Рокот мотора, слабые всплески шин в первых лужицах, длинные конусы света: из-за угла выкатился автомобиль. Замедлил ход, объезжая неподвижные тела, а мгновение спустя взревел мощным мотором, вывернул на мокрый асфальт освещенной улицы — и скрылся вдали.

Эхо выстрелов еще блуждало меж стен, плескалось по черепичным кровлям, но долго ли? — растаяло без следа.

Впрочем, нет: не прошло и пяти часов, как эхо ожило, раскатилось телефонным звонком в полусотни километров от места событий. В гостиной квартиры Матвея Шеремета.

На четвертом сигнале хозяин откликнулся:

— Слушаю, Шеремет.

— Матвей Петрович, это Сагайда, майор Сагайда, из Узеня. Вы меня помните?

Помнить-то Шеремет помнил, но бросил в трубку едва ли не резче, чем следовало бы ожидать от человека, ни свет ни заря выдернутого из постели:

— Чем обязан?

— Я должен предупредить: сегодня к нам приедет Вадим Осташко, он ведет дело…

— Знаю, — Шеремет резко прервал абонента, — а вот вам это знать ни к чему… Так это — Вадим? И что вам взбрело звонить мне?

— Я бы не стал. Но Вадима нет дома…

— Уже нет? — переспросил Матвей Петрович, разглядывая в полутьме циферблат настенных часов.

— Скорее, еще нет. Но ведь он зайдет в прокуратуру перед отъездом?

— Надеюсь, — бросил Шеремет; придерживая трубку плечом, он откупорил «Боржоми» — а стакана поблизости не оказалось.

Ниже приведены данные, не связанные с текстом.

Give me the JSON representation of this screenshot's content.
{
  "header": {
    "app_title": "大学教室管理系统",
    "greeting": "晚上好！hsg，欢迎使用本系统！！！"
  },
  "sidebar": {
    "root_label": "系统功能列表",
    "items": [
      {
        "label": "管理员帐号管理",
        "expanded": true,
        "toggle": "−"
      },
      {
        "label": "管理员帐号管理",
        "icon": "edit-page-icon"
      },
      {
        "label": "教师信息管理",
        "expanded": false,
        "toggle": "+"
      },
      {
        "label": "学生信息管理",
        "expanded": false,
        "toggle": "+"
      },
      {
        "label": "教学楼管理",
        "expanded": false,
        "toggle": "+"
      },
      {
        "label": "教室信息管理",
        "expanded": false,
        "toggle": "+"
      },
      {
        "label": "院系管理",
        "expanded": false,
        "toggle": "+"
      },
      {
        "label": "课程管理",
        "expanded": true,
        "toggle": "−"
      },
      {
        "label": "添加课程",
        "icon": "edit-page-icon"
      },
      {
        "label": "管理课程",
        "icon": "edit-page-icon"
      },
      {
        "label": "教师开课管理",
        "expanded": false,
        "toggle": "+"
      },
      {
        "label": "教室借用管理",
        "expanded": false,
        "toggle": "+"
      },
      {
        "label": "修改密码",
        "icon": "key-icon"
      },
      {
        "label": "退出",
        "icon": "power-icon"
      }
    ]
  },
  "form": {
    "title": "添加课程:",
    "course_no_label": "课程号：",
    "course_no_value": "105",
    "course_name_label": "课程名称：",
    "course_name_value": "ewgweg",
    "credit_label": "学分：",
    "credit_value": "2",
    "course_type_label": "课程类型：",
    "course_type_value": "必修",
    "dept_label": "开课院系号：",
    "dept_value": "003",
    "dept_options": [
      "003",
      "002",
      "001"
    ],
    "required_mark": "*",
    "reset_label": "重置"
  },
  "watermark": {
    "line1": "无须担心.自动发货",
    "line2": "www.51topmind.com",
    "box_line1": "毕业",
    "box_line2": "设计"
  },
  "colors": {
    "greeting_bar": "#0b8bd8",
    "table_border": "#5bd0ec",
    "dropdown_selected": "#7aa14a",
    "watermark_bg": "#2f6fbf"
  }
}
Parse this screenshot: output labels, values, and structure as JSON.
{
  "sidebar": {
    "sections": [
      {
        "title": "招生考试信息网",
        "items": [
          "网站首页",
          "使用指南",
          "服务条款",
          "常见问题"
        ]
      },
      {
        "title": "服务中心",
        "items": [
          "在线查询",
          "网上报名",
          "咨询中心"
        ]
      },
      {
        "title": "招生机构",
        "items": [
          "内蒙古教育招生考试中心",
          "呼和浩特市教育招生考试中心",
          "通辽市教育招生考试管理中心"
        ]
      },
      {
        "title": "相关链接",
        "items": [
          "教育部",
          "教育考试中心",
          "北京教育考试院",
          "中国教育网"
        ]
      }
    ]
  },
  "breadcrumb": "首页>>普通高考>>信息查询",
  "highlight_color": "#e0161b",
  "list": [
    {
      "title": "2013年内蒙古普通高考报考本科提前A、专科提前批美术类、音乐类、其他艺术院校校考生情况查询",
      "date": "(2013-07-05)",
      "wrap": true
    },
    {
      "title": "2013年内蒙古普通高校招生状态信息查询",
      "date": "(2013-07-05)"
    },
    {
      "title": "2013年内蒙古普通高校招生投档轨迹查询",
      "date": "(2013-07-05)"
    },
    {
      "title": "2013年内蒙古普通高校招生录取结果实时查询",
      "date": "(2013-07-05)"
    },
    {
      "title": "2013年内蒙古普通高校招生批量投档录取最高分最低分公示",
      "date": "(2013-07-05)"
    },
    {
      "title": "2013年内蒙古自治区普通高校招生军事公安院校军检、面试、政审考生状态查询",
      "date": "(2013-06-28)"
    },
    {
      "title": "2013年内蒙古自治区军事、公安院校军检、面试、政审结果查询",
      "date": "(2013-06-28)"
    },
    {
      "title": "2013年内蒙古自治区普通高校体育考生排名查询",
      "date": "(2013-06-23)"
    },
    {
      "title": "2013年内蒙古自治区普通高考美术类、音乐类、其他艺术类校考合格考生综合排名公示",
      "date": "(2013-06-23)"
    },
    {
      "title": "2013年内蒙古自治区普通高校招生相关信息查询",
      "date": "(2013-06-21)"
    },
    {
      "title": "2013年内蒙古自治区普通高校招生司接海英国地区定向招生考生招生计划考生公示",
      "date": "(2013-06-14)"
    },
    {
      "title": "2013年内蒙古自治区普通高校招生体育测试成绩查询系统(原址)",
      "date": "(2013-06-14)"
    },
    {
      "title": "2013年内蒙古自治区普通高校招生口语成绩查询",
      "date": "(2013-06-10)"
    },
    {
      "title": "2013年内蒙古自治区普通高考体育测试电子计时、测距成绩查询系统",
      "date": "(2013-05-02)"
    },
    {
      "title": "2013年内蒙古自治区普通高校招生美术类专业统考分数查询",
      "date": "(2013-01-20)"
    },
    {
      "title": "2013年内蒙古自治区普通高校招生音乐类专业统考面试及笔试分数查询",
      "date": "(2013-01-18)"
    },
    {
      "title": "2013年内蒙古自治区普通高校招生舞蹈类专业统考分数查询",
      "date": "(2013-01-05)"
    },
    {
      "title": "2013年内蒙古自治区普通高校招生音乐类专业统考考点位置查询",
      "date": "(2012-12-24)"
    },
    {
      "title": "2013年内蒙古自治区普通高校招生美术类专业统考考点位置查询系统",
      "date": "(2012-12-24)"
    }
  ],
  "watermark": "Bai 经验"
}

— Здесь ситуация: сегодня ночью убит его подследственный… С женой.

— В камере?

— Нет, на улице. Он был на подписке… Георгий Деркач…

— Помолчи-ка минутку, — приказал Матвей Петрович.

Сделал несколько глотков прямо из горлышка, потом прихлопнул жестяную крышку и распорядился:

— В половине десятого жди нас в Маловидном. У Явдохи.

— Принято, — похоже, что с облегчением отозвался майор.

Не дожидаясь отбоя, Матвей Петрович бросил трубку.

Черт знает что.

Шеремет совсем не любил неожиданностей. А ведь работа, собственно говоря, складывалась именно из них. Все остальное, чем занимался следственный отдел облпрокуратуры, было только оформлением, приведением в соответствие с законом и систематизацией последствий. Ну, еще немножко — профилактикой, предупреждением этих самых неожиданностей.

Пустые хлопоты.

А сюрпризы год от года раздражали все больше, какими бы они ни были.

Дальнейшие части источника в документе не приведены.